If the target or “unique identifier” is an IP address, would the government differentiate among multiple individuals using the same IP address, such as family members and roommates using the same Wi-Fi network, or could numerous users appear as a single target or “unique identifier”?
If the government were to collect web browsing information about everyone who visited a particular website, would those visitors be considered targets or “unique identifiers” for purposes of the public reporting? Would the public reporting data capture every internet user whose access to that website was collected by the government?
If the government were to collect web browsing and internet searches associated with a single user, would the public reporting requirement capture the scope of the collection? In other words, how would hte public reporting requirement distinguish between the government collecting information about a single visit to a website or a single search by one person and a month or a year of a person’s internet use?
The context of all of this, of course, is the effort going on in Congress right now to renew various surveillance authorities for the NSA (which the FBI also gets access to via “backdoor searches” that require no warrant).

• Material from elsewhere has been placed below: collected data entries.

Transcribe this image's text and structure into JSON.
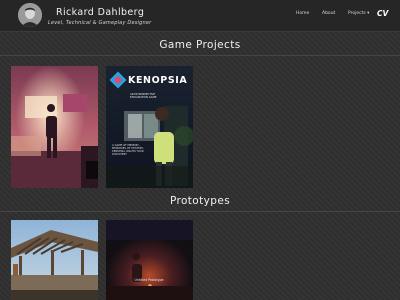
{
  "header": {
    "name": "Rickard Dahlberg",
    "subtitle": "Level, Technical & Gameplay Designer",
    "nav": {
      "home": "Home",
      "about": "About",
      "projects": "Projects ▾",
      "cv": "CV"
    }
  },
  "sections": {
    "games": "Game Projects",
    "prototypes": "Prototypes"
  },
  "kenopsia": {
    "title": "KENOPSIA",
    "subtitle": "AN INTROSPECTIVE EXPLORATION GAME",
    "description": "A GAME OF MEMORY, MEMORIES OF MYSTERY, KENOPSIA AWAITS YOUR DISCOVERY"
  },
  "prototype2": {
    "label": "Untitled Prototype"
  },
  "colors": {
    "header_bg": "#262626",
    "page_bg": "#2f2f2f",
    "kenopsia_blue": "#29a3d6",
    "kenopsia_pink": "#e0457b"
  }
}
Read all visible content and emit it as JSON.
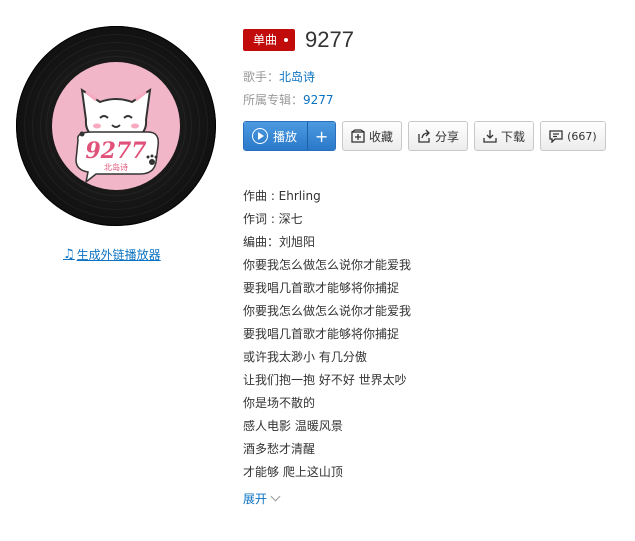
{
  "cover": {
    "label_text_big": "9277",
    "label_text_small": "北岛诗"
  },
  "external_player_link": "生成外链播放器",
  "song": {
    "tag": "单曲",
    "title": "9277",
    "singer_label": "歌手：",
    "singer": "北岛诗",
    "album_label": "所属专辑：",
    "album": "9277"
  },
  "actions": {
    "play": "播放",
    "add": "+",
    "collect": "收藏",
    "share": "分享",
    "download": "下载",
    "comment_count": "(667)"
  },
  "lyrics": [
    "作曲 : Ehrling",
    "作词 : 深七",
    "编曲：刘旭阳",
    "你要我怎么做怎么说你才能爱我",
    "要我唱几首歌才能够将你捕捉",
    "你要我怎么做怎么说你才能爱我",
    "要我唱几首歌才能够将你捕捉",
    "或许我太渺小 有几分傲",
    "让我们抱一抱 好不好 世界太吵",
    "你是场不散的",
    "感人电影 温暖风景",
    "酒多愁才清醒",
    "才能够 爬上这山顶"
  ],
  "expand_label": "展开",
  "colors": {
    "accent_red": "#c20c0c",
    "link_blue": "#0c73c2",
    "label_pink": "#f2b6c9"
  }
}
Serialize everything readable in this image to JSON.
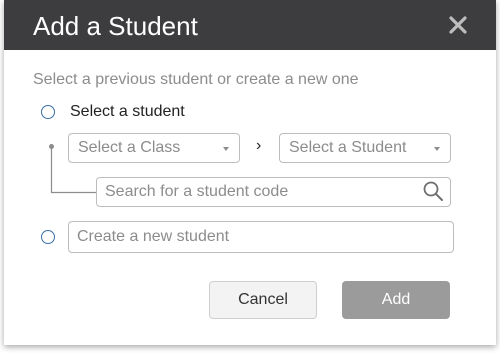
{
  "dialog": {
    "title": "Add a Student",
    "subtitle": "Select a previous student or create a new one",
    "option_select_label": "Select a student",
    "class_select": "Select a Class",
    "separator": "›",
    "student_select": "Select a Student",
    "search_placeholder": "Search for a student code",
    "create_placeholder": "Create a new student",
    "cancel_label": "Cancel",
    "add_label": "Add"
  },
  "icons": {
    "close": "close-icon",
    "search": "search-icon",
    "caret": "chevron-down-icon"
  },
  "colors": {
    "header": "#3d3d3f",
    "radio": "#3a6fa8",
    "add_button": "#9b9b9b"
  }
}
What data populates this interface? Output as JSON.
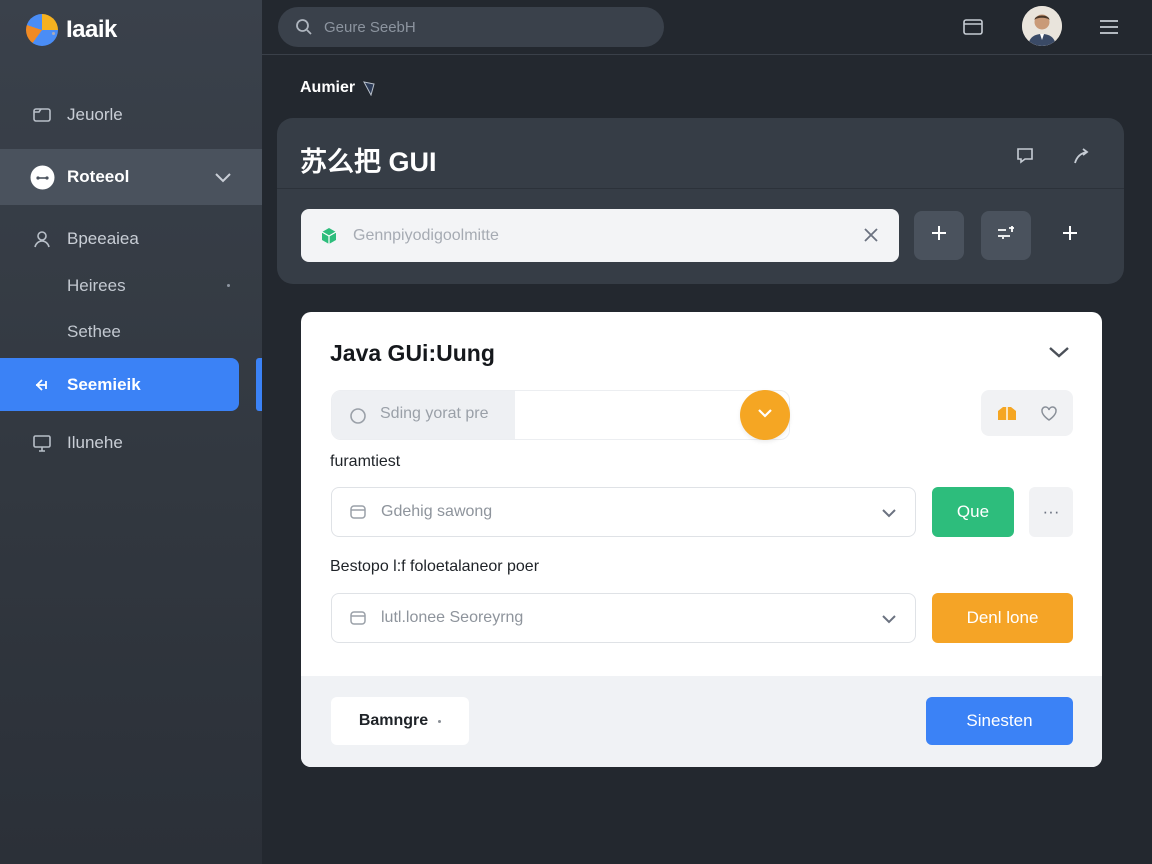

Wyden has been pushing back against those kinds of backdoor searches for years, and in response, those putting together the renewal package seem to have decided that they should just move the backdoor to the front door, and give the FBI more explicit power to search through your browser history and internet searches (as collected by the NSA) without a warrant.
Wyden, of course, put forth an amendment to require a warrant for such searches, and that amendment fell short by just one vote. So even though at least 59 Senators think there should be warrants required for the FBI look through your browsing history, the bill still allows it (and is currently being debated in the House).
Of course, the reality here is not much of a surprise. If Grenell responds at all, any substantive response will be given in a private, classified way that means the public will not find out the answers to most of these questions. But take it from someone who has been reading these letters for many years now: each of those questions reveals exactly what the answer is almost certainly going to be. The FBI’s warrantless backdoor searches of your internet surfing habits is likely to be much broader and more widespread than most people expect. And it’s likely that if your IP gets snarfed up in a search, it means that they can look through not just your web surfing, but everyone who shares the network with you. Without a warrant.
Even in a normal time this should be a huge scandal. But it never is because no matter which President is in charge, it seems like they all agree that warrantless surveillance of Americans is important and should be expanded. But it’s particularly ridiculous in these times, when you have a large chunk of Congress that has no reason to believe the DOJ won’t abuse its powers for partisan political purposes, and the other large chunk of Congress insisting that the evil “deep state” FBI has been illegally spying on them and their friends.
Under such conditions, it should be fairly obvious that Congress should slap a warrant condition on any slurping up browsing history. And yet, that’s just not happening.